Nearly a half-century after the civil-rights era, many blacks have made remarkable strides in the workplace and in professions like medicine or law - not to mention the White House. But the statistics show that too many minorities are still left behind in poverty or the increasing struggles of the lower middle class.

But why did the disparity - which was 12-1 when the survey started in 1984 but fell to just 7-1 in 1995 and was back to 11-1 in 2004 - explode to a record high in just the past five years?

The bulk of the answer can be given in one word: housing.

Black and Latinos - especially families that had saved enough for a down payment during the low-unemployment years of the 1990s - were aggressive about plunging into the housing market in the early and mid-2000s. They were enticed by low interest rates and especially subprime mortgages with initial low payments.

When the housing bubble burst, so did black-family wealth, which according to the Pew study plunged by a whopping 55 percent from 2004 to 2009. In fact, more than one in three black households - 35 percent - are now under water, with zero wealth or a negative net worth. Typically, that's because their house has plummeted in value.

"We saw it coming," said John Dodds, longtime head of the Philadelphia Unemployment Project, which has focused considerable attention in recent years in seeking government aid for families like Coleman's either in foreclosure or on the brink of losing their house.

Typically, Dodds noted, minority families that bought homes in the early 2000s when the housing bubble was still inflating were living on the edge - and many then fell off the proverbial cliff when the broader economy crashed in 2008.

"They didn't have a lot of cash," said Dodds. "They didn't have a relative who could write a check for them."

Current statistics show that the unemployment rate for African-Americans is 16.7 percent, the highest it's been since 1984 and roughly double the jobless rate of whites.

But when it comes to net worth, the massive 20-1 disparity is also driven in part by generations of inequality in the workforce, beginning in the years when blacks suffered from segregation in the South and exclusion from trade unions in the North. That's because a major source of family wealth is through inheritance, and the short-lived rise in black net worth in the 1990s didn't last long enough to change the basic math on that front.

Timothy Smeeding, director of the Institute for Research on Poverty at the University of Wisconsin, said that another factor is that a lot of white households, especially among baby boomers, were more heavily staked in the stock market, through retirement funds or other accounts. And Wall Street, though battered, has bounced back more quickly since 2008 than the housing market.

"The main asset of the middle class is their home," Smeeding said, but unfortunately many black and Latino buyers were enticed into the market when prices were at an unusual high. Smeeding has been advocating for a government-backed program of loan modification, instead of foreclosure, that would allow more families to stay in their homes until prices - and thus net worth - recover.

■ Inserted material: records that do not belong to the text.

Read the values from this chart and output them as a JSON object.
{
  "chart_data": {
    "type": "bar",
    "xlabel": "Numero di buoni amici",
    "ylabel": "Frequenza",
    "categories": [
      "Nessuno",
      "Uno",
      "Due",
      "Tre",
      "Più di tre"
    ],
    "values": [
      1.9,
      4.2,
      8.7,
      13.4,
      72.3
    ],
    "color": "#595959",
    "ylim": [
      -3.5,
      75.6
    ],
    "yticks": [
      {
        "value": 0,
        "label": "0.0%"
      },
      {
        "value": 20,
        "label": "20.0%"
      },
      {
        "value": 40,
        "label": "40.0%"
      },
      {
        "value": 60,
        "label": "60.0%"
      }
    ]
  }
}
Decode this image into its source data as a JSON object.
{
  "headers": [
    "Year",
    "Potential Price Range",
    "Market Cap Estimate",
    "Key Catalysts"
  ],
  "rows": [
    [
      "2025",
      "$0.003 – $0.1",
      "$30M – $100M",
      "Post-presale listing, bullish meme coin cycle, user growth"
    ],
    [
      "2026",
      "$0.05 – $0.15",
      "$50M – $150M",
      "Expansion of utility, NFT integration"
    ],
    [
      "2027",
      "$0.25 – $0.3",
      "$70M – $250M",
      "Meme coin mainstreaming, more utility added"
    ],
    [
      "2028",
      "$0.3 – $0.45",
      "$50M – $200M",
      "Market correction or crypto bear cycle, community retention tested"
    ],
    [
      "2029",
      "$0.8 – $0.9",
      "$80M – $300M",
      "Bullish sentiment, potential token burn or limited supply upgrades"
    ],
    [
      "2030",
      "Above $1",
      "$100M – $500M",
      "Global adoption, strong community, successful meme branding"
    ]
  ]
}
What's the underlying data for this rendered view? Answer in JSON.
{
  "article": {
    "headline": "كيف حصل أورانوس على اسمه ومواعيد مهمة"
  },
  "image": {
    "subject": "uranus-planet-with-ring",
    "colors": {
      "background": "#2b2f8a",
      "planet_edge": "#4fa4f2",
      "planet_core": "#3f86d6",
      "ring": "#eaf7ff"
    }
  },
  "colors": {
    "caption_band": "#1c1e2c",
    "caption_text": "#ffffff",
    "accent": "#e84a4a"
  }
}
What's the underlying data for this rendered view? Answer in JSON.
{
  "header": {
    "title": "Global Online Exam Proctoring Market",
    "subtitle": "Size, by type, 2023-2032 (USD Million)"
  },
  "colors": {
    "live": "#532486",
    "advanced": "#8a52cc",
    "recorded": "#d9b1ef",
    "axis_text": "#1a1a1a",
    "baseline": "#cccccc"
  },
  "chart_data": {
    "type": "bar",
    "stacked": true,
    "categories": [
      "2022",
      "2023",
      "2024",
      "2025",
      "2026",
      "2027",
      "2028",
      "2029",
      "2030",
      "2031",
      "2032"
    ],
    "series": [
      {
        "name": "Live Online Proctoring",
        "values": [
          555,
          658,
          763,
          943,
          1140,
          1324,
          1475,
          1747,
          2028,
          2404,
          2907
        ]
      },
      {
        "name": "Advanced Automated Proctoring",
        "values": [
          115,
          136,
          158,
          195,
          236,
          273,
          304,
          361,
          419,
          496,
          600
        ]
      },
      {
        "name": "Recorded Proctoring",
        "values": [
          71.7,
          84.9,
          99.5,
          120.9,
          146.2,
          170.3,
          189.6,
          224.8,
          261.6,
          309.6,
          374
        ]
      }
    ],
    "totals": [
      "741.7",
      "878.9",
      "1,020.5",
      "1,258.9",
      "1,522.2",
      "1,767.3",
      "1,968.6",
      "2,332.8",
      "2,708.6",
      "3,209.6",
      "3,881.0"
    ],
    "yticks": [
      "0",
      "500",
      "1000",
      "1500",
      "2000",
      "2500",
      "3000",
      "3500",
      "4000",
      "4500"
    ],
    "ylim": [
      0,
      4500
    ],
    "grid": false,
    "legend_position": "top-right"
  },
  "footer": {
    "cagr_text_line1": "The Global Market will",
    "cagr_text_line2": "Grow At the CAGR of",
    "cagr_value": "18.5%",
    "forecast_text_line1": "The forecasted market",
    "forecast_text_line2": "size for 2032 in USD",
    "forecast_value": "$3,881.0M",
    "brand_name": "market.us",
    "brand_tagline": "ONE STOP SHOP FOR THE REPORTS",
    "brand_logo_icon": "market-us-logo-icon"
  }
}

But Amadu J. Kaba, an associate professor of sociology at Seton Hall who has also studied the black-white wealth gap, noted that housing isn't the only factor holding down wealth in minority communities. For example, he pointed out that statistics show blacks are less likely than whites to have health insurance - and thus can be wiped out by a serious illness.

Many middle-class families, especially minorities, also went deep into student-loan debt in the 2000s because of the high cost of college education - only to find few well-paying jobs for graduates available in the 2010s.

Meanwhile, Coleman said he's been unfazed by his own foreclosure and loss of wealth. Over the past three years, he's continually looked for and sometimes found temporary work as a cable installer, commuting as far as Maryland, and he's studied for his commercial driver's license as a fallback.

He also says he hasn't given up on the American dream of homeownership - for a second time.

"I hope to recover to buy a house," he said. "There's so many abandoned houses, they should give them to people who can fix them up and they will have someplace to live."